Proceedings Article | 11 September 2014
Marzia Buscema, Margaret Holme, Hans Deyhle, Georg Schulz, Rüdiger Schmitz, Peter Thalmann, Simone Hieber, Natalia Chicherova, Philippe Cattin, Felix Beckmann, Julia Herzen, Timm Weitkamp, Till Saxer, Bert Müller
Proc. SPIE. 9212, Developments in X-Ray Tomography IX
KEYWORDS: Phase contrast, Visualization, Tissues, X-rays, Interferometry, Arteries, Phase interferometry, Tomography, Blood circulation, Absorption
Cardiovascular diseases are the number one cause of death and morbidity in the world. Understanding disease
development in terms of lumen morphology and tissue composition of constricted arteries is essential to improve
treatment and patient outcome. X-ray tomography provides non-destructive three-dimensional data with micrometer-resolution.

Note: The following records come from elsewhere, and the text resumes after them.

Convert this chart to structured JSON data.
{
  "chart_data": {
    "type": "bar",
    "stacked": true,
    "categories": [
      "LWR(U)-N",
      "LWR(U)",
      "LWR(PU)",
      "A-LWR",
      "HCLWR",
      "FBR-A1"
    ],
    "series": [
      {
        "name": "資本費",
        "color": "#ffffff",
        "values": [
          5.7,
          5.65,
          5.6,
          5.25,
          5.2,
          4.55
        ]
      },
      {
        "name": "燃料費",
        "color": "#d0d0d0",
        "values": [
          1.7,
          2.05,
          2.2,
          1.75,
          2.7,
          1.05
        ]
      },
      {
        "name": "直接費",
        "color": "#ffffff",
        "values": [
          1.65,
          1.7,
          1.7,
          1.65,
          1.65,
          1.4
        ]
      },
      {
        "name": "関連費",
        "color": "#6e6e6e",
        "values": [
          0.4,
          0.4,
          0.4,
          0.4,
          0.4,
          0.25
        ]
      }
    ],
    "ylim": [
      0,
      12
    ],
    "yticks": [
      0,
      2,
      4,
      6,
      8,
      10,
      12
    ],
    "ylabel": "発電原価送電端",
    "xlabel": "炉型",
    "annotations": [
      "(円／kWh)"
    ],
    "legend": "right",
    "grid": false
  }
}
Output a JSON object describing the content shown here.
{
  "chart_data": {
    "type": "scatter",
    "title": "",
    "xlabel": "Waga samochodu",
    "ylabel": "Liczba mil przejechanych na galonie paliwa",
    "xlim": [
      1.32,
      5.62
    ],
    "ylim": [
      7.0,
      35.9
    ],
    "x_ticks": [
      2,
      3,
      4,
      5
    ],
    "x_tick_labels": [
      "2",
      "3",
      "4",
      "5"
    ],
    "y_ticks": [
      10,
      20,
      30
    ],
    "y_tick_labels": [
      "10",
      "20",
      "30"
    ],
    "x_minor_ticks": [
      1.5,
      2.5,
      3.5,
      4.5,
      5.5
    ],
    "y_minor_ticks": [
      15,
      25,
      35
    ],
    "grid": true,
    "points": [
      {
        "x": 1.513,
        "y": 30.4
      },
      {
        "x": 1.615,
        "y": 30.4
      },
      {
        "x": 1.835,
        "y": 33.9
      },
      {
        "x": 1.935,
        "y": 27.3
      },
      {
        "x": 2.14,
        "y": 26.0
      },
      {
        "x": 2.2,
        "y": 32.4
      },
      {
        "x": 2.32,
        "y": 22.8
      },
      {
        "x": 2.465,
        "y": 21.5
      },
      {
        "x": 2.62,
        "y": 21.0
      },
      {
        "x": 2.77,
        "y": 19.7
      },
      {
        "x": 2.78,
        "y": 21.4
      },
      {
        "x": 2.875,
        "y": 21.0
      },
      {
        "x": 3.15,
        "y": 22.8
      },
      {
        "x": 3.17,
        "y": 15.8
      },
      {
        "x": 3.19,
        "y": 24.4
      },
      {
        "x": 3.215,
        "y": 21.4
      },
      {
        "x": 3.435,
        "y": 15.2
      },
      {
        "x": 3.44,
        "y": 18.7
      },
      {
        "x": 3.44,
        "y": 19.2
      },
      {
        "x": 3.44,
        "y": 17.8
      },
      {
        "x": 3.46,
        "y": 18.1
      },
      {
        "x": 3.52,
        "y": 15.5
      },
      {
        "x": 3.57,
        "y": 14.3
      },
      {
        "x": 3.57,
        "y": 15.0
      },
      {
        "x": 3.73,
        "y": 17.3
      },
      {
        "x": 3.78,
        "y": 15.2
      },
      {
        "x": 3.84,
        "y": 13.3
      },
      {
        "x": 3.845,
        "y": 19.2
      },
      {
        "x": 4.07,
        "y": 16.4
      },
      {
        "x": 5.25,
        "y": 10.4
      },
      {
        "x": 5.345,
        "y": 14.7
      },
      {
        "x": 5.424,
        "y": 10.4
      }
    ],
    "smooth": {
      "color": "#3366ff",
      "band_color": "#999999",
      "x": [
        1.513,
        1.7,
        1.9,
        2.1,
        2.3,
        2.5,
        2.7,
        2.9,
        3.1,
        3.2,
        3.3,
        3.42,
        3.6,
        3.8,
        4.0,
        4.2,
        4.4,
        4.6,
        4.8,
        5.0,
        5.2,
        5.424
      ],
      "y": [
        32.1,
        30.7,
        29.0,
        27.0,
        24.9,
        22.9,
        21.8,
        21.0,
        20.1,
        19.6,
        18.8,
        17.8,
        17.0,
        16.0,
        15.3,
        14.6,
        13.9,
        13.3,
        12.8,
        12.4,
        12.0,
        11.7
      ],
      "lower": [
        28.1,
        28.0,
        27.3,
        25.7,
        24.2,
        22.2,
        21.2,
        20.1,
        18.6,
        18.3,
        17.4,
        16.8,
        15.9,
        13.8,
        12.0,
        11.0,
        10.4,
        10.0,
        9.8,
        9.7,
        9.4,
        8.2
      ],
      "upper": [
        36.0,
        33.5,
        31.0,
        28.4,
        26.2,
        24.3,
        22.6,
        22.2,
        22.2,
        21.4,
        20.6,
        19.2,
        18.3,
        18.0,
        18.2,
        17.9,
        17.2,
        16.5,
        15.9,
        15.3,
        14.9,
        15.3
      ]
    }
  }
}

However, a common problem is simultaneous visualization of soft and hard tissue-containing specimens,
such as atherosclerotic human coronary arteries. Unlike absorption based techniques, where X-ray absorption strongly
depends on atomic number and tissue density, phase contrast methods such as grating interferometry have significant
advantages as the phase shift is only a linear function of the atomic number. We demonstrate that grating interferometry-based
phase tomography is a powerful method to three-dimensionally visualize a variety of anatomical features in
atherosclerotic human coronary arteries, including plaque, muscle, fat, and connective tissue. Three formalin-fixed,
human coronary arteries were measured using advanced laboratory μCT. While this technique gives information about
plaque morphology, it is impossible to extract the lumen morphology. Therefore, selected regions were measured using
grating based phase tomography, sinograms were treated with a wavelet-Fourier filter to remove ring artifacts, and
reconstructed data were processed to allow extraction of vessel lumen morphology. Phase tomography data in
combination with conventional laboratory μCT data of the same specimen shows potential, through use of a joint
histogram, to identify more tissue types than either technique alone. Such phase tomography data was also rigidly
registered to subsequently decalcified arteries that were histologically sectioned, although the quality of registration was
insufficient for joint histogram analysis.